Constantine’s second son Alexander is installed as king, bypassing his elder brother George who is believed to have pro-German sympathies. Alexander agrees to recall Venizelos to the capital and invite him to form a government. With many of Constantine’s supporters following him into exile, the way is now set for Greece to formally join the Allies.

image sources:

King Constantine (Encyclopaedia Britannica)

Eleftherios Venizelos (Wikipedia)

25/4/1917 Britain attacks in the Balkans

There has been relatively little fighting in the southern Balkans over the last number of months. The Germans have been content to leave the Allies alone in Salonika while the Allied force there has not been strong enough to attempt a push north. Disease has taken more of a toll on both sides than the efforts of their enemies.

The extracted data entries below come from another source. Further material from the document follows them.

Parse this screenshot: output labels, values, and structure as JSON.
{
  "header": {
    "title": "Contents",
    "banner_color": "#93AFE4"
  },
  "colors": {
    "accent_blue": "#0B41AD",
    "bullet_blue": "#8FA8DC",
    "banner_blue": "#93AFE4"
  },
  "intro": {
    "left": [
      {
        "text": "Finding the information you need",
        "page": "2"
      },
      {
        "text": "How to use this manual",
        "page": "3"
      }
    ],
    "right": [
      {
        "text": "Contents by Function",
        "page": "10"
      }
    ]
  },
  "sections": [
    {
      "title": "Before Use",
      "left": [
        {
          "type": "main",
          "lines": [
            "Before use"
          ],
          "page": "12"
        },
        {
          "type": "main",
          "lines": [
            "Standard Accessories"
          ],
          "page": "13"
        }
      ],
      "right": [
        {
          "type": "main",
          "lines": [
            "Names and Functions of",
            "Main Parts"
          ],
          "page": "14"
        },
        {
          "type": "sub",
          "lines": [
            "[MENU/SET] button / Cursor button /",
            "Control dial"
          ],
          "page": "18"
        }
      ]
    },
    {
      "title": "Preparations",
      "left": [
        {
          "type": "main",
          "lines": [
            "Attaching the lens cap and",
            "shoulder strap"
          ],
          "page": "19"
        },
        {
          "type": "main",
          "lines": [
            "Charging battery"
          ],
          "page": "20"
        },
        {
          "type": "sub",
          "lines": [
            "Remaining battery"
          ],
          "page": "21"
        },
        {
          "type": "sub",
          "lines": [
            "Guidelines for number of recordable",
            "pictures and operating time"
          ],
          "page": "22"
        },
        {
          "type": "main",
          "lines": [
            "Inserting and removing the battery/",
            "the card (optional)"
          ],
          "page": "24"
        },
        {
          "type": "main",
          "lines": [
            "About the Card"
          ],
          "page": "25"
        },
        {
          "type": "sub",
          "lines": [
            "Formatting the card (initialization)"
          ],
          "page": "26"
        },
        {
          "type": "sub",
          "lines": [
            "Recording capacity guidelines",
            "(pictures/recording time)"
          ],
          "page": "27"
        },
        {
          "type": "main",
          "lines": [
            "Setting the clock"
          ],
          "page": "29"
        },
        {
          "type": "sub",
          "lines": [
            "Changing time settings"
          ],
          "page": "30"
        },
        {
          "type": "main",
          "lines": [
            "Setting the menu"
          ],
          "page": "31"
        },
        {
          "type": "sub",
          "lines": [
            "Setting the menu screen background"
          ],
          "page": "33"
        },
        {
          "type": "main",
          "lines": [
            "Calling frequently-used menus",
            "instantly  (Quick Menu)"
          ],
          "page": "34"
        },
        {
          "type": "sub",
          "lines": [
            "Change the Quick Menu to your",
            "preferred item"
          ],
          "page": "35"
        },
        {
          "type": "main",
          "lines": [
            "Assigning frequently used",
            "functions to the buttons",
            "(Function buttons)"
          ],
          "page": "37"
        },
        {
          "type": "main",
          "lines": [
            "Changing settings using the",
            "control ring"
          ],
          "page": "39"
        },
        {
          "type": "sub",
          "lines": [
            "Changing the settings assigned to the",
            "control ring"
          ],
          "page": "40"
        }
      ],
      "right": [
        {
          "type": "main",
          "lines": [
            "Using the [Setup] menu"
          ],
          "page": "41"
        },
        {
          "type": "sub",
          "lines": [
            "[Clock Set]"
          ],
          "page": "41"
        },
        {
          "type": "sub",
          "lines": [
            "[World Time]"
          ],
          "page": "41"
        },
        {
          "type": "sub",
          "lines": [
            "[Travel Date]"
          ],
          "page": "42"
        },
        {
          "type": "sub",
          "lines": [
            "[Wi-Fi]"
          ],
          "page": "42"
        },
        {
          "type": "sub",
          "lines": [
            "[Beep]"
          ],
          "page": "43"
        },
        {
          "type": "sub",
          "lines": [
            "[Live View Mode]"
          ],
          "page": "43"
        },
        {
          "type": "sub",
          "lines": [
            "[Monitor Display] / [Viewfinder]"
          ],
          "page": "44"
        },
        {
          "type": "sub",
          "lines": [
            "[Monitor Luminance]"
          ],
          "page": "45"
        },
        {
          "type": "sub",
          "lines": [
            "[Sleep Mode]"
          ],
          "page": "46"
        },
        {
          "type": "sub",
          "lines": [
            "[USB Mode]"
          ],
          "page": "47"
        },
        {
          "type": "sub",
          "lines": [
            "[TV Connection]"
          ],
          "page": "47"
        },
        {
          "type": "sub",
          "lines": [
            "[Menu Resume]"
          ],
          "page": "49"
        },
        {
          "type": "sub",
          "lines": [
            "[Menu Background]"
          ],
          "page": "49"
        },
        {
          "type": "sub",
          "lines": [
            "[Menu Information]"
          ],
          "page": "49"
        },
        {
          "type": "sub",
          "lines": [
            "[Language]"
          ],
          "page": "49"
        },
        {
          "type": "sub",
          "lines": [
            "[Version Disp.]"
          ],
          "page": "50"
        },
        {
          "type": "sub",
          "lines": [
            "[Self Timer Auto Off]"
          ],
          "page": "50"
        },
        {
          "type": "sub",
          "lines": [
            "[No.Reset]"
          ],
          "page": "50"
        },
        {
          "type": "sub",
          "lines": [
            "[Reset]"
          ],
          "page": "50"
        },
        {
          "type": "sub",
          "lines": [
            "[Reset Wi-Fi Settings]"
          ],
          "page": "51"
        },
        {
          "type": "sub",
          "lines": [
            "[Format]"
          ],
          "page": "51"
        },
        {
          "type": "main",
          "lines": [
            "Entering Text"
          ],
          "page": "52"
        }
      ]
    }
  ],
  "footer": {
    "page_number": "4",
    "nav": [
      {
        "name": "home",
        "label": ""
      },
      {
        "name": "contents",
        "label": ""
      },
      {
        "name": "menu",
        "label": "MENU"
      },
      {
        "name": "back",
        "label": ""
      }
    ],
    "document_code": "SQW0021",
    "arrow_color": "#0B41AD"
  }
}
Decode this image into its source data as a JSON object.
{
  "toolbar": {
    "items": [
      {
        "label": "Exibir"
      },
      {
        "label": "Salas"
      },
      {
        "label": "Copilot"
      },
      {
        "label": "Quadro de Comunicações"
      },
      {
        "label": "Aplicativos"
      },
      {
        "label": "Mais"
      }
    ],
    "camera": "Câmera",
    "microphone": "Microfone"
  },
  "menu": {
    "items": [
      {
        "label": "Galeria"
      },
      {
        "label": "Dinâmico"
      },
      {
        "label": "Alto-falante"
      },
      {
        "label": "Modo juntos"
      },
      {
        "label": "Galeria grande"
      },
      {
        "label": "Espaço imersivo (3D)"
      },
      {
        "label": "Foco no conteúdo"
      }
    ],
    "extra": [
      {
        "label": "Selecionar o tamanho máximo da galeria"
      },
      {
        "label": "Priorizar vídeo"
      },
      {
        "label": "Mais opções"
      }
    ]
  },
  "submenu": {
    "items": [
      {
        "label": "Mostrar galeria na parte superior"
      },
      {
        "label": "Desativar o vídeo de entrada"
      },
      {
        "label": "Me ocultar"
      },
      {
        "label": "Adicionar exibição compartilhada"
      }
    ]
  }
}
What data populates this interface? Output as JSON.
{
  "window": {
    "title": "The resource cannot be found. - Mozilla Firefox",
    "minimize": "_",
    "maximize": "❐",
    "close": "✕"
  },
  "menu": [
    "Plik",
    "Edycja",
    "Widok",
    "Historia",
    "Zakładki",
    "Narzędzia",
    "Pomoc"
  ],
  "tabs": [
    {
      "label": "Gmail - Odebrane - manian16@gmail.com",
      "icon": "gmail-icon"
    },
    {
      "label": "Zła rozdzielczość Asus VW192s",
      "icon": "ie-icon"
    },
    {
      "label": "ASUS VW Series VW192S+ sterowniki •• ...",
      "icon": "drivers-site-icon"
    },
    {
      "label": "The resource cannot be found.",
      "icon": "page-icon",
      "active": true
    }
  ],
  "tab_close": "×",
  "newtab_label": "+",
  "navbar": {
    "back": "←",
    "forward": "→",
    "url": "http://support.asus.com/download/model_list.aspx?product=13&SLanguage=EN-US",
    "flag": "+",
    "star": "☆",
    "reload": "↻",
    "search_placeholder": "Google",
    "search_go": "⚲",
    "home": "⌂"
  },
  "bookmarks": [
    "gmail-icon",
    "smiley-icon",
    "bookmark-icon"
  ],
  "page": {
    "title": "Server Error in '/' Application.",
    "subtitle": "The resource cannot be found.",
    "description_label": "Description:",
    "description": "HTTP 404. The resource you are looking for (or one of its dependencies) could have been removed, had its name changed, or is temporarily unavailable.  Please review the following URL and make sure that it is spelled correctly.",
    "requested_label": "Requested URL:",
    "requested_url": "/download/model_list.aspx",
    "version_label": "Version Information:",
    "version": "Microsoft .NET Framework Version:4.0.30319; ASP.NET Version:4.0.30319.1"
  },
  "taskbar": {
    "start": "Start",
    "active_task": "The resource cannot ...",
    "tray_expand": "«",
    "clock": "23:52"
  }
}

Now though the British make an attempt to push north against the Bulgarians holding the line against them. Attacking near Doiran, the British make some initial gains. However the Bulgarian defence under General Vasov is dogged; they are also favoured by the terrain. The British advance is contained, with Bulgarian counterattacks recovering many of the positions lost. Any dreams of an Allied breakthrough in the Balkans remain unrealised.

image source: Vladimir Vasov (Wikipedia)

7/1/1917 Romania overrun

Romania’s rash decision to declare war on Austria-Hungary has proved a terrible mistake. The country has now largely been overrun by the Central Powers, her armies smashed by the implacable might of Falkenhayn and Mackensen.

Bad weather and Russian reinforcements now bring an end to the enemy’s advance. Bucharest has fallen, together with the south and centre of the country. The remnants of the Romanian army hang on in Moldavia, where they desperately hope that they can preserve the independent existence of their country.